Jurassic Presse et Google

Jurassic Presse et Google

Réaction inspirée par la lecture de trois billets :
  1. Vive la gougueulitude !
  2. États Généraux : Google en position d’accusé
  3. Google sous le feu des États généraux
Selon moi toute l'histoire de l'opposition presse / Google repose sur un gigantesque malentendu, entretenu à l'envi par les tenants de monopoles et de modèles qui ne tiennent plus la route, mais qu'il importe de préserver le plus longtemps possible et par tous les moyens, vu ce qu'ils rapportent - moins encore par leur pouvoir économique déclinant que par leur pouvoir d'influence toujours vital pour le pouvoir tout court...

Commençons par le billet d'Aliocha, qui trouve opportun de préciser :
Heureusement que je n’ai pas lu cette merveille sous la plume réjouie d’un blogueur anti-journaliste et pro-web, sinon je crois que ce blog se serait instantanément auto-détruit sous l’effet de la colère.
Sous la plume d'un blogueur certainement pro-Web mais en aucun cas anti-journaliste (quand bien même il faudrait s'entendre sur le sens et les implications du terme "journaliste" en 2008...), elle aurait peut-être pu lire avec plus grand profit une "vieille" réflexion sur certains changements de paradigme et l'émergence de la règle G + 2H + 5W.

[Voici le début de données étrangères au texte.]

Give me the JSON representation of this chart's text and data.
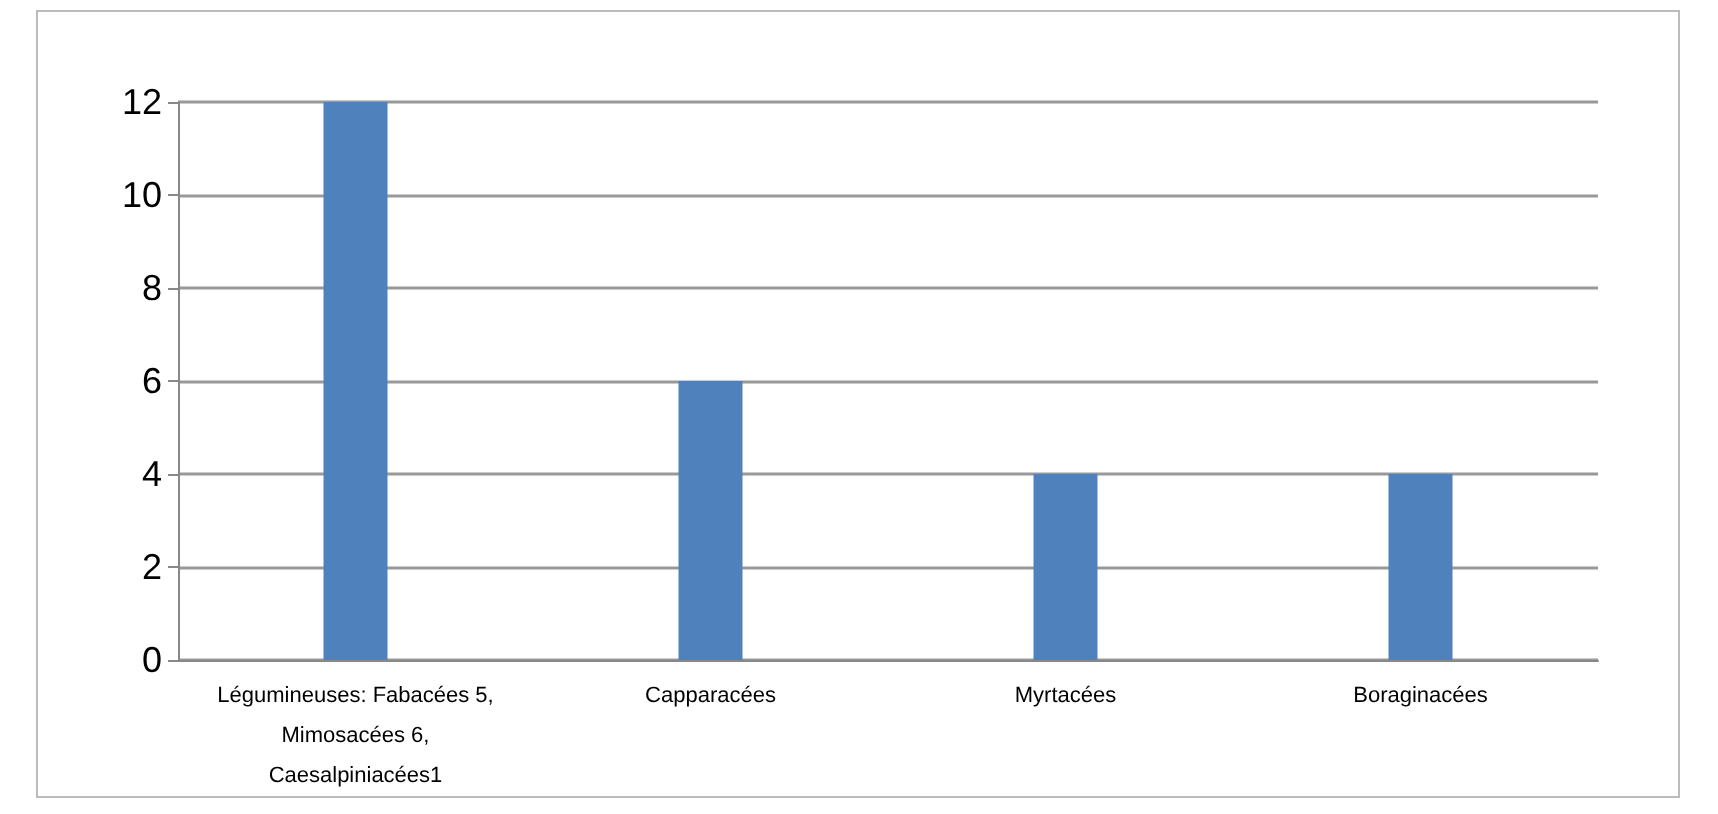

Car en fait, donner dans la caricature tant dans les propos rapportés (« déformer la langue française pour répondre aux exigences d’un algorithme de langue anglaise c’est tout de même un peu gênant ») que tenus (« je ne serais pas non plus webesquement correcte, et je m’insurge contre l’internetitude », ..., « quel respect devrais-je à un système qui encourage toutes les dérives orthographiques, grammaticales et autres, simplement pour faire plaisir aux publicitaires ? »), ça fait certainement sourire le gogo, mais ça ne donne en rien une idée du "vrai" problème, qui est celui d'adapter aux nouveaux usages ce que devraient être une presse et un journalisme modernes. Et donc ça enlise le débat plutôt que de la faire avancer.

Car personne ne saurait sérieusement nier que le Web induit de nouveaux usages d'un côté, et que l'on a une impérieuse nécessité de voir l'émergence d'une presse et d'un journalisme modernes de l'autre.

Et si vous me demandez ce que devraient être "cette presse et ce journalisme modernes", je vous renverrais à différents billets que j'ai écrit sur la question, sans pour autant me prétendre exhaustif : Etc.

Car comme l'observe si justement Narvic, s’attaquer à Google, « c’est s’attaquer à des conséquences, pas à des causes ».

Remarquez, il n'y a pas de quoi s'étonner : s’attaquer aux causes, cela voudrait dire prendre acte des vrais problèmes, parfaitement identifiés (ce ne sont pas les rapports qui manquent...), pour les résoudre. Or il est bien plus facile de cacher tout ça derrière la grande mascarade des états généraux de la presse, pour au final faire cracher le contribuable au bassinet et le traire à volonté afin de perpétuer des rentes de privilèges...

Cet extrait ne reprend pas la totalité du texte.